Surreal intersecting staircases in pink and mint green evoking the iconic Squid Game set design
A staircase that goes nowhere and everywhere — the defining architectural image of a generation of television.


Korean Childhood Reimagined: The Innocence Paradox

One of the most striking and culturally specific elements of Squid Game's visual identity is its grounding in the aesthetics of Korean childhood. The games themselves — ddakji, marbles, the honeycomb dalgona candy challenge, the tug-of-war, and of course the central game of mugunghwa kkochi pieot seumnida (the Korean equivalent of Red Light, Green Light) — are not arbitrary inventions. They are real games that Korean children played in schoolyards, on streets, in the spaces between apartment buildings, across decades of ordinary Korean life.

By staging life-or-death scenarios within these frameworks, the show performs a very specific visual operation: it takes the color palette and spatial logic of childhood play and saturates it with mortal stakes. The giant animatronic doll used in the Red Light, Green Light sequence is designed in the visual language of a children's toy — round face, bright colors, simple features — and made terrifying not through any horror-film distortion but simply through context and scale. The dalgona challenge involves nothing more than a small tin of Korean street candy and a simple needle, yet in the context of the show, those humble objects accumulate an almost unbearable weight.
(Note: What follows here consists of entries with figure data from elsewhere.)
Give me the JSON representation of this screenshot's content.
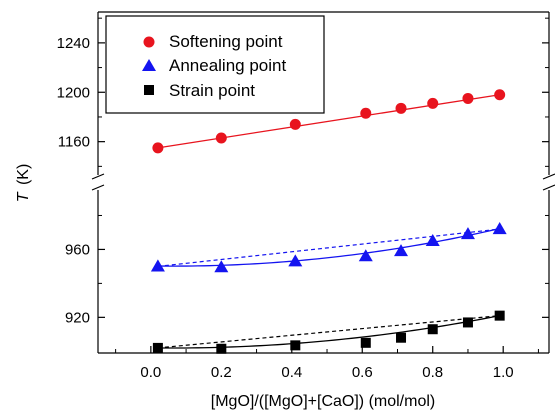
{
  "chart_data": {
    "type": "scatter",
    "xlabel": "[MgO]/([MgO]+[CaO]) (mol/mol)",
    "ylabel_var": "T",
    "ylabel_unit": "(K)",
    "xlim": [
      -0.15,
      1.13
    ],
    "x_ticks": [
      "0.0",
      "0.2",
      "0.4",
      "0.6",
      "0.8",
      "1.0"
    ],
    "x_tick_values": [
      0.0,
      0.2,
      0.4,
      0.6,
      0.8,
      1.0
    ],
    "y_axis_broken": true,
    "upper_panel": {
      "ylim": [
        1133,
        1265
      ],
      "ticks": [
        1160,
        1200,
        1240
      ]
    },
    "lower_panel": {
      "ylim": [
        899,
        995
      ],
      "ticks": [
        920,
        960
      ]
    },
    "legend_position": "top-left",
    "series": [
      {
        "name": "Softening point",
        "marker": "circle",
        "color": "#e8141e",
        "panel": "upper",
        "x": [
          0.02,
          0.2,
          0.41,
          0.61,
          0.71,
          0.8,
          0.9,
          0.99
        ],
        "y": [
          1155,
          1163,
          1174,
          1183,
          1187,
          1191,
          1195,
          1198
        ],
        "fit": {
          "kind": "linear",
          "style": "solid",
          "from": [
            0.02,
            1155
          ],
          "to": [
            0.99,
            1198
          ]
        }
      },
      {
        "name": "Annealing point",
        "marker": "triangle",
        "color": "#1414f0",
        "panel": "lower",
        "x": [
          0.02,
          0.2,
          0.41,
          0.61,
          0.71,
          0.8,
          0.9,
          0.99
        ],
        "y": [
          950,
          949.5,
          953,
          956,
          959,
          965,
          969,
          972
        ],
        "fit": {
          "kind": "quadratic",
          "style": "solid",
          "a": 950.3,
          "b": -3.5,
          "c": 26.0
        },
        "ideal": {
          "style": "dashed",
          "from": [
            0.02,
            950
          ],
          "to": [
            0.99,
            972
          ]
        }
      },
      {
        "name": "Strain point",
        "marker": "square",
        "color": "#000000",
        "panel": "lower",
        "x": [
          0.02,
          0.2,
          0.41,
          0.61,
          0.71,
          0.8,
          0.9,
          0.99
        ],
        "y": [
          902,
          901.5,
          903.5,
          905,
          908,
          913,
          917,
          921
        ],
        "fit": {
          "kind": "quadratic",
          "style": "solid",
          "a": 902.0,
          "b": -2.6,
          "c": 22.0
        },
        "ideal": {
          "style": "dashed",
          "from": [
            0.02,
            902
          ],
          "to": [
            0.99,
            921
          ]
        }
      }
    ]
  }
}
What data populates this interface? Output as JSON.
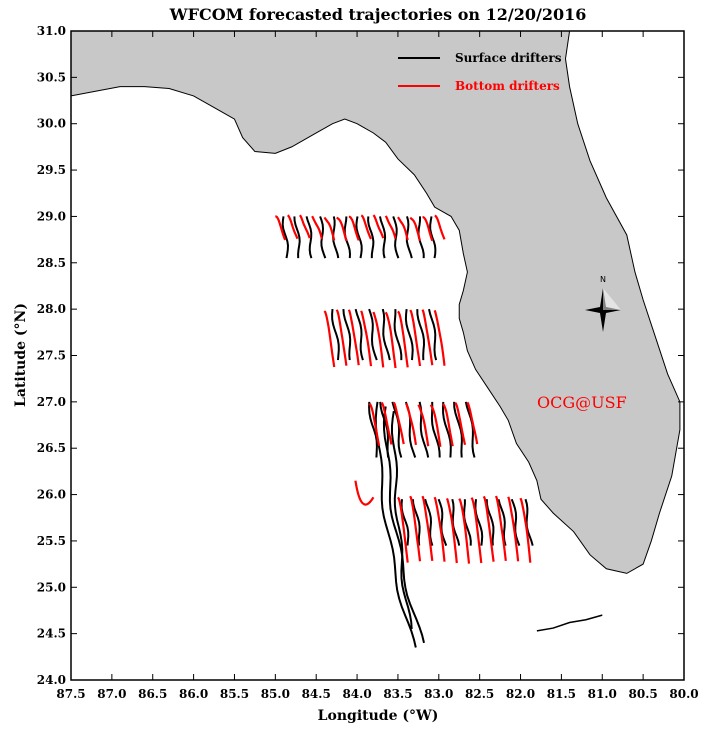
{
  "figure": {
    "title": "WFCOM forecasted trajectories on 12/20/2016",
    "xlabel": "Longitude (°W)",
    "ylabel": "Latitude (°N)",
    "watermark": "OCG@USF",
    "compass_label": "N"
  },
  "colors": {
    "land": "#c8c8c8",
    "coast": "#000000",
    "surface": "#000000",
    "bottom": "#ff0000",
    "watermark": "#ff0000"
  },
  "legend": {
    "position": "top-right",
    "entries": [
      {
        "label": "Surface drifters",
        "color": "#000000"
      },
      {
        "label": "Bottom drifters",
        "color": "#ff0000"
      }
    ]
  },
  "axes": {
    "xlim": [
      87.5,
      80.0
    ],
    "ylim": [
      24.0,
      31.0
    ],
    "xticks": [
      "87.5",
      "87.0",
      "86.5",
      "86.0",
      "85.5",
      "85.0",
      "84.5",
      "84.0",
      "83.5",
      "83.0",
      "82.5",
      "82.0",
      "81.5",
      "81.0",
      "80.5",
      "80.0"
    ],
    "yticks": [
      "24.0",
      "24.5",
      "25.0",
      "25.5",
      "26.0",
      "26.5",
      "27.0",
      "27.5",
      "28.0",
      "28.5",
      "29.0",
      "29.5",
      "30.0",
      "30.5",
      "31.0"
    ]
  },
  "map_data": {
    "coastline": [
      [
        87.5,
        30.3
      ],
      [
        87.2,
        30.35
      ],
      [
        86.9,
        30.4
      ],
      [
        86.6,
        30.4
      ],
      [
        86.3,
        30.38
      ],
      [
        86.0,
        30.3
      ],
      [
        85.7,
        30.15
      ],
      [
        85.5,
        30.05
      ],
      [
        85.4,
        29.85
      ],
      [
        85.25,
        29.7
      ],
      [
        85.0,
        29.68
      ],
      [
        84.8,
        29.75
      ],
      [
        84.5,
        29.9
      ],
      [
        84.3,
        30.0
      ],
      [
        84.15,
        30.05
      ],
      [
        84.0,
        30.0
      ],
      [
        83.8,
        29.9
      ],
      [
        83.65,
        29.8
      ],
      [
        83.5,
        29.62
      ],
      [
        83.3,
        29.45
      ],
      [
        83.15,
        29.25
      ],
      [
        83.05,
        29.1
      ],
      [
        82.85,
        29.0
      ],
      [
        82.75,
        28.85
      ],
      [
        82.7,
        28.6
      ],
      [
        82.65,
        28.4
      ],
      [
        82.7,
        28.2
      ],
      [
        82.75,
        28.05
      ],
      [
        82.75,
        27.9
      ],
      [
        82.7,
        27.75
      ],
      [
        82.65,
        27.55
      ],
      [
        82.55,
        27.35
      ],
      [
        82.4,
        27.15
      ],
      [
        82.25,
        26.95
      ],
      [
        82.15,
        26.8
      ],
      [
        82.05,
        26.55
      ],
      [
        81.9,
        26.35
      ],
      [
        81.8,
        26.15
      ],
      [
        81.75,
        25.95
      ],
      [
        81.6,
        25.8
      ],
      [
        81.35,
        25.6
      ],
      [
        81.15,
        25.35
      ],
      [
        80.95,
        25.2
      ],
      [
        80.7,
        25.15
      ],
      [
        80.5,
        25.25
      ],
      [
        80.4,
        25.5
      ],
      [
        80.3,
        25.8
      ],
      [
        80.15,
        26.2
      ],
      [
        80.05,
        26.7
      ],
      [
        80.05,
        27.0
      ],
      [
        80.2,
        27.3
      ],
      [
        80.35,
        27.7
      ],
      [
        80.5,
        28.1
      ],
      [
        80.6,
        28.4
      ],
      [
        80.7,
        28.8
      ],
      [
        80.95,
        29.2
      ],
      [
        81.15,
        29.6
      ],
      [
        81.3,
        30.0
      ],
      [
        81.4,
        30.4
      ],
      [
        81.45,
        30.7
      ],
      [
        81.4,
        31.0
      ]
    ],
    "keys": [
      [
        81.0,
        24.7
      ],
      [
        81.2,
        24.65
      ],
      [
        81.4,
        24.62
      ],
      [
        81.6,
        24.56
      ],
      [
        81.8,
        24.53
      ]
    ],
    "surface_drifters": [
      {
        "name": "row1",
        "lon": [
          84.9,
          84.75,
          84.6,
          84.45,
          84.3,
          84.15,
          84.0,
          83.85,
          83.7,
          83.55,
          83.4,
          83.25,
          83.1
        ],
        "lat0": 29.0,
        "len": 0.45,
        "drift": 0.05
      },
      {
        "name": "row2",
        "lon": [
          84.3,
          84.15,
          84.0,
          83.85,
          83.7,
          83.55,
          83.4,
          83.25,
          83.1
        ],
        "lat0": 28.0,
        "len": 0.55,
        "drift": 0.08
      },
      {
        "name": "row3",
        "lon": [
          83.85,
          83.7,
          83.55,
          83.4,
          83.25,
          83.1,
          82.95,
          82.8,
          82.65
        ],
        "lat0": 27.0,
        "len": 0.6,
        "drift": 0.1
      },
      {
        "name": "row4",
        "lon": [
          83.45,
          83.3,
          83.15,
          83.0,
          82.85,
          82.7,
          82.55,
          82.4,
          82.25,
          82.1,
          81.95
        ],
        "lat0": 25.95,
        "len": 0.5,
        "drift": 0.08
      }
    ],
    "long_tracks": [
      {
        "lon0": 83.75,
        "lat0": 27.0,
        "lon1": 83.3,
        "lat1": 24.35
      },
      {
        "lon0": 83.65,
        "lat0": 26.95,
        "lon1": 83.2,
        "lat1": 24.4
      },
      {
        "lon0": 83.55,
        "lat0": 26.9,
        "lon1": 83.35,
        "lat1": 24.55
      }
    ],
    "bottom_drifters": [
      {
        "name": "row1",
        "lon": [
          85.0,
          84.85,
          84.7,
          84.55,
          84.4,
          84.25,
          84.1,
          83.95,
          83.8,
          83.65,
          83.5,
          83.35,
          83.2,
          83.05
        ],
        "lat0": 29.0,
        "len": 0.25
      },
      {
        "name": "row2",
        "lon": [
          84.4,
          84.25,
          84.1,
          83.95,
          83.8,
          83.65,
          83.5,
          83.35,
          83.2,
          83.05
        ],
        "lat0": 27.98,
        "len": 0.6
      },
      {
        "name": "row3",
        "lon": [
          83.85,
          83.7,
          83.55,
          83.4,
          83.25,
          83.1,
          82.95,
          82.8,
          82.65
        ],
        "lat0": 26.98,
        "len": 0.45
      },
      {
        "name": "row4",
        "lon": [
          83.5,
          83.35,
          83.2,
          83.05,
          82.9,
          82.75,
          82.6,
          82.45,
          82.3,
          82.15,
          82.0
        ],
        "lat0": 25.97,
        "len": 0.7
      }
    ]
  }
}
This innocence paradox is central to what makes the show's visual language so globally transferable. Audiences who had never heard of ddakji or dalgona could immediately read the emotional register of the imagery — the colors, shapes, and scales of childhood play are cross-cultural in a way that more specific cultural references are not. The show weaponizes a visual vocabulary that is, in its origins, distinctly Korean, but in its emotional effect, entirely universal.
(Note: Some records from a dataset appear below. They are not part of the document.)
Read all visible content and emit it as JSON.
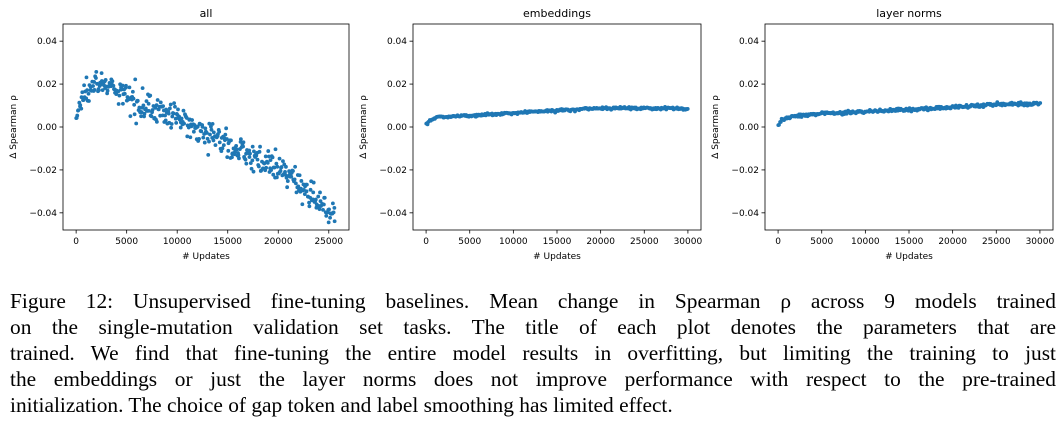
{
  "chart_data": [
    {
      "type": "scatter",
      "title": "all",
      "xlabel": "# Updates",
      "ylabel": "Δ Spearman ρ",
      "xlim": [
        -1300,
        27000
      ],
      "ylim": [
        -0.048,
        0.048
      ],
      "xticks": [
        0,
        5000,
        10000,
        15000,
        20000,
        25000
      ],
      "xtick_labels": [
        "0",
        "5000",
        "10000",
        "15000",
        "20000",
        "25000"
      ],
      "yticks": [
        0.04,
        0.02,
        0.0,
        -0.02,
        -0.04
      ],
      "ytick_labels": [
        "0.04",
        "0.02",
        "0.00",
        "−0.02",
        "−0.04"
      ],
      "color": "#1f77b4",
      "grid": false,
      "series": [
        {
          "name": "all",
          "x_range": [
            0,
            25600
          ],
          "n_points": 420,
          "trend": [
            [
              0,
              0.004
            ],
            [
              500,
              0.012
            ],
            [
              1500,
              0.022
            ],
            [
              3000,
              0.019
            ],
            [
              5000,
              0.014
            ],
            [
              8000,
              0.008
            ],
            [
              10000,
              0.004
            ],
            [
              12000,
              0.0
            ],
            [
              15000,
              -0.008
            ],
            [
              18000,
              -0.015
            ],
            [
              20000,
              -0.02
            ],
            [
              22000,
              -0.026
            ],
            [
              24000,
              -0.035
            ],
            [
              25600,
              -0.041
            ]
          ],
          "noise_sd": 0.003
        }
      ]
    },
    {
      "type": "scatter",
      "title": "embeddings",
      "xlabel": "# Updates",
      "ylabel": "Δ Spearman ρ",
      "xlim": [
        -1500,
        31500
      ],
      "ylim": [
        -0.048,
        0.048
      ],
      "xticks": [
        0,
        5000,
        10000,
        15000,
        20000,
        25000,
        30000
      ],
      "xtick_labels": [
        "0",
        "5000",
        "10000",
        "15000",
        "20000",
        "25000",
        "30000"
      ],
      "yticks": [
        0.04,
        0.02,
        0.0,
        -0.02,
        -0.04
      ],
      "ytick_labels": [
        "0.04",
        "0.02",
        "0.00",
        "−0.02",
        "−0.04"
      ],
      "color": "#1f77b4",
      "grid": false,
      "series": [
        {
          "name": "embeddings",
          "x_range": [
            0,
            30000
          ],
          "n_points": 300,
          "trend": [
            [
              0,
              0.001
            ],
            [
              400,
              0.003
            ],
            [
              1200,
              0.0045
            ],
            [
              3000,
              0.005
            ],
            [
              6000,
              0.0055
            ],
            [
              10000,
              0.0065
            ],
            [
              15000,
              0.0078
            ],
            [
              20000,
              0.0088
            ],
            [
              25000,
              0.0088
            ],
            [
              30000,
              0.0085
            ]
          ],
          "noise_sd": 0.0003
        }
      ]
    },
    {
      "type": "scatter",
      "title": "layer norms",
      "xlabel": "# Updates",
      "ylabel": "Δ Spearman ρ",
      "xlim": [
        -1500,
        31500
      ],
      "ylim": [
        -0.048,
        0.048
      ],
      "xticks": [
        0,
        5000,
        10000,
        15000,
        20000,
        25000,
        30000
      ],
      "xtick_labels": [
        "0",
        "5000",
        "10000",
        "15000",
        "20000",
        "25000",
        "30000"
      ],
      "yticks": [
        0.04,
        0.02,
        0.0,
        -0.02,
        -0.04
      ],
      "ytick_labels": [
        "0.04",
        "0.02",
        "0.00",
        "−0.02",
        "−0.04"
      ],
      "color": "#1f77b4",
      "grid": false,
      "series": [
        {
          "name": "layer norms",
          "x_range": [
            0,
            30000
          ],
          "n_points": 300,
          "trend": [
            [
              0,
              0.001
            ],
            [
              400,
              0.003
            ],
            [
              1500,
              0.005
            ],
            [
              4000,
              0.006
            ],
            [
              8000,
              0.0068
            ],
            [
              12000,
              0.0075
            ],
            [
              16000,
              0.0083
            ],
            [
              20000,
              0.0092
            ],
            [
              25000,
              0.0105
            ],
            [
              30000,
              0.011
            ]
          ],
          "noise_sd": 0.0004
        }
      ]
    }
  ],
  "caption": {
    "lines": [
      "Figure 12: Unsupervised fine-tuning baselines. Mean change in Spearman ρ across 9 models trained",
      "on the single-mutation validation set tasks. The title of each plot denotes the parameters that are",
      "trained. We find that fine-tuning the entire model results in overfitting, but limiting the training to just",
      "the embeddings or just the layer norms does not improve performance with respect to the pre-trained",
      "initialization. The choice of gap token and label smoothing has limited effect."
    ]
  }
}
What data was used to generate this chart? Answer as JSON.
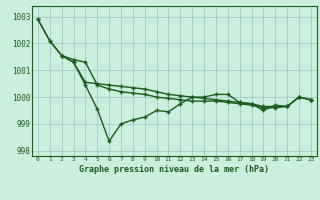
{
  "title": "Graphe pression niveau de la mer (hPa)",
  "bg_color": "#cceedd",
  "grid_color": "#aacccc",
  "line_color": "#1a5c1a",
  "text_color": "#1a5c1a",
  "xlim": [
    -0.5,
    23.5
  ],
  "ylim": [
    997.8,
    1003.4
  ],
  "yticks": [
    998,
    999,
    1000,
    1001,
    1002,
    1003
  ],
  "xticks": [
    0,
    1,
    2,
    3,
    4,
    5,
    6,
    7,
    8,
    9,
    10,
    11,
    12,
    13,
    14,
    15,
    16,
    17,
    18,
    19,
    20,
    21,
    22,
    23
  ],
  "series1_x": [
    0,
    1,
    2,
    3,
    4,
    5,
    6,
    7,
    8,
    9,
    10,
    11,
    12,
    13,
    14,
    15,
    16,
    17,
    18,
    19,
    20,
    21,
    22,
    23
  ],
  "series1_y": [
    1002.9,
    1002.1,
    1001.55,
    1001.3,
    1000.45,
    999.55,
    998.35,
    999.0,
    999.15,
    999.25,
    999.5,
    999.45,
    999.75,
    1000.0,
    1000.0,
    1000.1,
    1000.1,
    999.8,
    999.75,
    999.5,
    999.7,
    999.65,
    1000.0,
    999.9
  ],
  "series2_x": [
    0,
    1,
    2,
    3,
    4,
    5,
    6,
    7,
    8,
    9,
    10,
    11,
    12,
    13,
    14,
    15,
    16,
    17,
    18,
    19,
    20,
    21,
    22,
    23
  ],
  "series2_y": [
    1002.9,
    1002.1,
    1001.55,
    1001.4,
    1001.3,
    1000.45,
    1000.3,
    1000.2,
    1000.15,
    1000.1,
    1000.0,
    999.95,
    999.9,
    999.85,
    999.85,
    999.85,
    999.8,
    999.75,
    999.7,
    999.6,
    999.6,
    999.65,
    1000.0,
    999.9
  ],
  "series3_x": [
    2,
    3,
    4,
    5,
    6,
    7,
    8,
    9,
    10,
    11,
    12,
    13,
    14,
    15,
    16,
    17,
    18,
    19,
    20,
    21,
    22,
    23
  ],
  "series3_y": [
    1001.55,
    1001.3,
    1000.55,
    1000.5,
    1000.45,
    1000.4,
    1000.35,
    1000.3,
    1000.2,
    1000.1,
    1000.05,
    1000.0,
    999.95,
    999.9,
    999.85,
    999.8,
    999.75,
    999.65,
    999.65,
    999.65,
    1000.0,
    999.9
  ]
}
The Influence That Followed: A New Visual Standard

The aesthetic impact of Squid Game on global visual culture has been substantial and measurable. In the months following its release, the show's color palette appeared in fashion collections from London to Seoul to New York. The mint-green tracksuit became one of the most popular Halloween costumes of 2021 in multiple countries simultaneously — a level of cultural penetration that very few fictional garments have ever achieved. The geometric set designs were referenced in music videos, advertising campaigns, and exhibition design across the following year.

More significantly for the trajectory of Korean content internationally, the show demonstrated with unambiguous clarity that a distinctly Korean visual sensibility — one rooted in local culture, local game traditions, and a particular approach to color and space — could translate not just across language barriers but across the entire spectrum of cultural reference. It did not need to be made more Western, more familiar, or more cosmopolitan to find a global audience. It needed only to be made with sufficient visual intelligence and conviction.

That lesson has not been lost on the Korean entertainment industry, which has continued to produce work of increasing visual ambition in the years since. The question Squid Game poses to anyone watching closely is not simply "how did they make it look like that?" but something more fundamental: if a show this formally bold and culturally specific can reach every corner of the world, what other visual languages are waiting to find their global moment?